About the used evaluation set

Question

About the used evaluation set

Closed this issue a year ago · 3 comments

Hi, thanks for your great work!

In the paper Figure 3, the TL;DR summary task is used to report the ROUGE metric. I'm wondering where is the dataset? Is that from load_dataset('openai/summarize_from_feedback', 'validation') and calculate the rouge between the generate summary and the higher-scored summary?
In Figure 4., how is the multiple-choice prompt look like?

Answer 1 · 2023-03-07T00:54:45.000Z

Thanks for the nice words.

Yeah the validation split is used for evaluation, with instruction being 'a good summary is:'. For evaluation on hh-rlhf , the choice template is 'The following is a dialogue: {dialogue}. This dialogue is {choice}', where choice is either 'good' or 'bad' chosen per likelihood.

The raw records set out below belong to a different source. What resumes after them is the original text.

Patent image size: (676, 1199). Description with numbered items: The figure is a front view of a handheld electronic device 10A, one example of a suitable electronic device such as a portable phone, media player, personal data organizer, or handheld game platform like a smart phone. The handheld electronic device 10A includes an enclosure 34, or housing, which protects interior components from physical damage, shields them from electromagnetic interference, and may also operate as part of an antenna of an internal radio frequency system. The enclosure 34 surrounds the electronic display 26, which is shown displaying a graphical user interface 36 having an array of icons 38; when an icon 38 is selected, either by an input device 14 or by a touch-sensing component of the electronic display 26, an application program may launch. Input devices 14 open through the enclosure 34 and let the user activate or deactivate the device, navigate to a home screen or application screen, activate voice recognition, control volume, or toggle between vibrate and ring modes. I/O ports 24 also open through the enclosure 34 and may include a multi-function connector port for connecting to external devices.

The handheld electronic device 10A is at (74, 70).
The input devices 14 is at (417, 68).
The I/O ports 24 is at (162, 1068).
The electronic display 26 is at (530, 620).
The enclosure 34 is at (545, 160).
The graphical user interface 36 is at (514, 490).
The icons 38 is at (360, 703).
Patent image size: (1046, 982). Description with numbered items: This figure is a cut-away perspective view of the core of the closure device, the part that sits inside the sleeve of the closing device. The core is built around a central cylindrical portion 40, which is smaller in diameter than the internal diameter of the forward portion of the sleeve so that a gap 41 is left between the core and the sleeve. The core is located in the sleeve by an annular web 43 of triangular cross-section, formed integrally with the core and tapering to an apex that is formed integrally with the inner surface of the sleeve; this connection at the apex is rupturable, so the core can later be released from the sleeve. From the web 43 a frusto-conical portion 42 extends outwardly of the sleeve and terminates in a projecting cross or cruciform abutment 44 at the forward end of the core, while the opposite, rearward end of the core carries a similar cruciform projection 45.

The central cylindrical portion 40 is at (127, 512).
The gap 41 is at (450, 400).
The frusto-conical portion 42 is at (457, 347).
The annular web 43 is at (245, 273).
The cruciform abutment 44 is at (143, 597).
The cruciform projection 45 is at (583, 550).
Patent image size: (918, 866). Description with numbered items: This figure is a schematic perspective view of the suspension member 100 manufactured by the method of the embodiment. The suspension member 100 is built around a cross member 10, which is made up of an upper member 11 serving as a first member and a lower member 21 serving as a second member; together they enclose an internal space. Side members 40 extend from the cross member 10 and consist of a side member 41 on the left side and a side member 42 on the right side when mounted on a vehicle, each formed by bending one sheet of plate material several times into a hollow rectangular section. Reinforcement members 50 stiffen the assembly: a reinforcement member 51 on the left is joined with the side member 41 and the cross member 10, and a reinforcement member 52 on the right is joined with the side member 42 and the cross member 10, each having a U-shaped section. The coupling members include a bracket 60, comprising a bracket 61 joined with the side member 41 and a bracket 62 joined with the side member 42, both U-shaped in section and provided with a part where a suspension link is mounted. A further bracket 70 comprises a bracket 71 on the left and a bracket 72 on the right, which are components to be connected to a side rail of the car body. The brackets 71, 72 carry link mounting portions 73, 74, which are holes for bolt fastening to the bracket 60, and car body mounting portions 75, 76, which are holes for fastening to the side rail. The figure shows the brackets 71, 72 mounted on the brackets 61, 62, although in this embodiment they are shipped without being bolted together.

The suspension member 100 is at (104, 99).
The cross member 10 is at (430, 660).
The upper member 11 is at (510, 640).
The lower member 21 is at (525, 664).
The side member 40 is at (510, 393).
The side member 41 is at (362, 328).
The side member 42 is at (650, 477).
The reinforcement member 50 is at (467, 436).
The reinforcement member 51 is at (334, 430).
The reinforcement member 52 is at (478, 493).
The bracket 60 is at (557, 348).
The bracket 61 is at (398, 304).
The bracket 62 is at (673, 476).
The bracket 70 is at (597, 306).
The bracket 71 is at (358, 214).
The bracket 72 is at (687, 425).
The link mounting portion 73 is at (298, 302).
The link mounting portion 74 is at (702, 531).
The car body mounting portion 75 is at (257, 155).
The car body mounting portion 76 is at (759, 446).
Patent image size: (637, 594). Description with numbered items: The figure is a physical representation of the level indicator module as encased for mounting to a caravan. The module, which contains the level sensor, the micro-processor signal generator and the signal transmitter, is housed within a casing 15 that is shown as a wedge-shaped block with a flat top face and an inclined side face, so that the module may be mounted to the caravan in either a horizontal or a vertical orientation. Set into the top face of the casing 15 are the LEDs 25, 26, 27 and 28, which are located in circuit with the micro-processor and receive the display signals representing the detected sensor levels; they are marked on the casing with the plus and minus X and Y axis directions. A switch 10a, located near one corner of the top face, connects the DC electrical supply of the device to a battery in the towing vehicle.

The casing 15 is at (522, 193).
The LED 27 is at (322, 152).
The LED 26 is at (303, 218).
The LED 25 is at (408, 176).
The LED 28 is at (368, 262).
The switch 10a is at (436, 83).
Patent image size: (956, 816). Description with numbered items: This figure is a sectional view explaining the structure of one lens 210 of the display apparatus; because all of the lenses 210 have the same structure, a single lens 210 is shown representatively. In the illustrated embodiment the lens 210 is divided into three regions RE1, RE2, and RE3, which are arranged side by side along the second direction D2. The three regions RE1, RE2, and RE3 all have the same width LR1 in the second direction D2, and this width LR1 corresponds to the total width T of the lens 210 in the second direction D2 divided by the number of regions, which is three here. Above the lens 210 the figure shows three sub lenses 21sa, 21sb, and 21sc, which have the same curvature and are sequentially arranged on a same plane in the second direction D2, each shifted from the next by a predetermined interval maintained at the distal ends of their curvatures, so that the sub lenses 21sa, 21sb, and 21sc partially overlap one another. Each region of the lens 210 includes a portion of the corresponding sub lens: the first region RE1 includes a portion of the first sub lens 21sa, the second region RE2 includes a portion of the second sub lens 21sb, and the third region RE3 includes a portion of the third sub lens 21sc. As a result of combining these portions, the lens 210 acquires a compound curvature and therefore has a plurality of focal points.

Answer 2 · 2023-03-07T01:17:12.000Z

Thanks.
I notice that there can be multiple summaries in the validation set for the same document spanning in different instances, however, I guess maybe only the "policy"="ref" one is the human-written one? Did you preprocess first to get the "ref" summary for each document (which will reduce the validation set) or just use the higher-scored summary as the oracle in each instance (which may not be human-written like the following fig)?

Answer 3 · 2023-06-14T03:26:47.000Z

I apologize for the delay. We choose the higher scored summary as oracle in our experiments.